NATIONAL HARBOR, MD—Esteemed president Donald J. Trump used his CPAC speech Friday to rail against the First Amendment and the media’s use of anonymous sources—a curious stance for the self-proclaimed businessman, given his history of citing anonymous sources and pretending to be other people in interviews.
“A few days ago, I called the fake news the enemy of the people and they are, they are the enemy of the people. They have no sources, they just make them up when there are none,” Trump said. “I saw one story recently where they said nine people have confirmed, there are no nine people, I don’t believe there were one or two people, nine people.”
Trump’s CPAC invective appeared to be prompted by a Washington Post story, published early this morning, that quotes nine anonymous sources who say Trump advisor Reince Preibus tried to get the FBI to deny reports that Trump’s administration was in contact with Russia.
“There are some terrible, dishonest people and they do tremendous disservice to our country and to our people, tremendous disservice, they are very dishonest,” Trump said from the CPAC stage. “They shouldn’t use sources, they should put the name of the person, you will see stories dry up like you have never seen before.”
And to Trump’s credit, he is intimately familiar with the concept of making up a source to pretend something is true.
But as Trump knows well, naming a source doesn’t mean what they’re saying is true.

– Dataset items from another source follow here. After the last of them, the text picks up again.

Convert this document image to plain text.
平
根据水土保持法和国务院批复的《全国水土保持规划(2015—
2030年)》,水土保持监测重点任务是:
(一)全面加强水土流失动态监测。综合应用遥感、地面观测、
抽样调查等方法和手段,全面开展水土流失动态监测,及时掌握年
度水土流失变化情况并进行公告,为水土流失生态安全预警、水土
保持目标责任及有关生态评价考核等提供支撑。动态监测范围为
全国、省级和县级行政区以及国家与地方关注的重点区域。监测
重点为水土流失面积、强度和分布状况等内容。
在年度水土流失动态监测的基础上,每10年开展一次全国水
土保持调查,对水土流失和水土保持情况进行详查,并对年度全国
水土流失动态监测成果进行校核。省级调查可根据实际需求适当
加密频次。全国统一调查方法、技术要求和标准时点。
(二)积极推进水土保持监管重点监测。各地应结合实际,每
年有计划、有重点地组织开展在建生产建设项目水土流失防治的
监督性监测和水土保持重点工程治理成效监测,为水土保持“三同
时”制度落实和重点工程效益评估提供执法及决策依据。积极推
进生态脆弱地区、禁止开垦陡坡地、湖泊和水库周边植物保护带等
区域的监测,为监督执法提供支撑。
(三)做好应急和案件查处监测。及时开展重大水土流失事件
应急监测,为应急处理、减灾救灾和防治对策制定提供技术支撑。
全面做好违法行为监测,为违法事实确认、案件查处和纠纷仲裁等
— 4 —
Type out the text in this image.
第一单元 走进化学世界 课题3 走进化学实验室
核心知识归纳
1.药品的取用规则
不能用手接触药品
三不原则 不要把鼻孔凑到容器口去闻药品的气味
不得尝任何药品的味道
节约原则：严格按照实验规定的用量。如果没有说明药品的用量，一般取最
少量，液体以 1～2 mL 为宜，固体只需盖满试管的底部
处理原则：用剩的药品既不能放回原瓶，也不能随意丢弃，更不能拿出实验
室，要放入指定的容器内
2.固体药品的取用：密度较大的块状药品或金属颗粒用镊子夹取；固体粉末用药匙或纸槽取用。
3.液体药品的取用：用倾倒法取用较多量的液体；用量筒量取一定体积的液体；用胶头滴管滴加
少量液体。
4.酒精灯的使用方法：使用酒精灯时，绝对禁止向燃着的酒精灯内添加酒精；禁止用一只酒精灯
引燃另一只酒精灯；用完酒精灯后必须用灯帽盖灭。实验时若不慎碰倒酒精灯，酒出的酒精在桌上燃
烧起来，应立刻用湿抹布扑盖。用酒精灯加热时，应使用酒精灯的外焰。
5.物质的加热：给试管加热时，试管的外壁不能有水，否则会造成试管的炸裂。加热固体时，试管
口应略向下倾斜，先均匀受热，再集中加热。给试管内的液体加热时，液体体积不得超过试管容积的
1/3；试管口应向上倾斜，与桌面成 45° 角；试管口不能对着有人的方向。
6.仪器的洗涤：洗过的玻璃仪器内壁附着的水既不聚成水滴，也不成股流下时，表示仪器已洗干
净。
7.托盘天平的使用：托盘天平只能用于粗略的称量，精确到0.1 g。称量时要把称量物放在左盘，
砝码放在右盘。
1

In 1990, for example, People Magazine published a report that Trump had turned down Madonna sexually and stole Carla Bruni from Mick Jagger, citing as a source Trump spokesperson John Baron. The interview, as it turned out, was recorded, and the voice of “John Baron” clearly belongs to Trump. Trump also admitted under oath in a 1990 court case that “he and one of his executives have used the name John Baron in some of their business dealings.”